If no diagnosis is apparent from the history, urinalysis, radiologic tests, or cystoscopy, then the most likely causes of persistent isolated hematuria are a mild glomerulopathy or a predisposition to stone disease, particularly in young and middle-aged patients.

Glomerular disease

Approximately 50 percent of patients with idiopathic hematuria have a glomerular disease, which is more likely to persist than other causes of isolated hematuria. Up to 86 percent of patients with hematuria persisting for four years have either IgA nephropathy or thin basement membrane disease.

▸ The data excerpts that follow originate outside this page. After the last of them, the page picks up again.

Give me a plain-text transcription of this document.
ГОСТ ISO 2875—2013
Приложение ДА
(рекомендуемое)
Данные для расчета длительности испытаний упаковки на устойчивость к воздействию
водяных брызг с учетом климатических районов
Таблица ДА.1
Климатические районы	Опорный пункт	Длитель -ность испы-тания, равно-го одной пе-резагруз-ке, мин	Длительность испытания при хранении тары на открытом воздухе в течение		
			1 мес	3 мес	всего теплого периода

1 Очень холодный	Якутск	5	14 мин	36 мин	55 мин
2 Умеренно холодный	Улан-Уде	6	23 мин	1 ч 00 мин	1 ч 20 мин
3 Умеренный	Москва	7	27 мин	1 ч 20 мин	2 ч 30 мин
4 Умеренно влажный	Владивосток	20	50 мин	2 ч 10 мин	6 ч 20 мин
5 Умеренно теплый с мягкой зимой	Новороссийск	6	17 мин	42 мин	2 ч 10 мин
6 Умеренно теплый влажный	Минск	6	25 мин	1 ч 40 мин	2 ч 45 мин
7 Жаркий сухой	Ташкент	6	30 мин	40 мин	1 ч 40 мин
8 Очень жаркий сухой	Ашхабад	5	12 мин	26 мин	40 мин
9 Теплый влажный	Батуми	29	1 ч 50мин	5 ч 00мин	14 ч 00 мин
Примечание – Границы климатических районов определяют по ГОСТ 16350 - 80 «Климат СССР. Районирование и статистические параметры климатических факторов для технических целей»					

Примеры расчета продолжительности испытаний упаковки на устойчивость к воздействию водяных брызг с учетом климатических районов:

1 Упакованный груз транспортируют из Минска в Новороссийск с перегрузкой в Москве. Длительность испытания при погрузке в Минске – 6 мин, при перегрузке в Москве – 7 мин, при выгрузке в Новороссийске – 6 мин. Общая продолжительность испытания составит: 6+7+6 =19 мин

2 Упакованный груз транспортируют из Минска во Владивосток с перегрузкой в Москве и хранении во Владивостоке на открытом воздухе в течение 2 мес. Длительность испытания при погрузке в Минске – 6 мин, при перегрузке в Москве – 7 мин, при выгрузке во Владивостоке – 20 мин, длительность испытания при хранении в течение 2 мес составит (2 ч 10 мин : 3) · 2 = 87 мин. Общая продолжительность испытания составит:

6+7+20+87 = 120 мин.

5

Hypercalciuria and hyperuricosuria

As many as 30 to 35 percent of children with apparently idiopathic hematuria (no proteinuria or infection, negative radiologic evaluation) have hypercalciuria, while 5 to 20 percent of children with recurrent hematuria have hyperuricosuria ; both disorders are often associated with a positive family history (as high as 40 to 75 percent) of stone disease. These children are at increased risk for the future development of kidney stones. Lowering calcium excretion with a thiazide diuretic typically leads to resolution of the hematuria among those with hypercalciuria; a restricted purine diet or the administration of allopurinol commonly eliminates uricosuria and hematuria in those with hyperuricosuria.

Similar findings may be present in adults. Some patients have hypercalciuria or hyperuricosuria (as detected by a 24-hour urine collection, while others have a history suggestive of stone disease without these biochemical abnormalities. Treatment with a thiazide diuretic for hypercalciuria or allopurinol for hyperuricosuria usually leads to disappearance of the hematuria.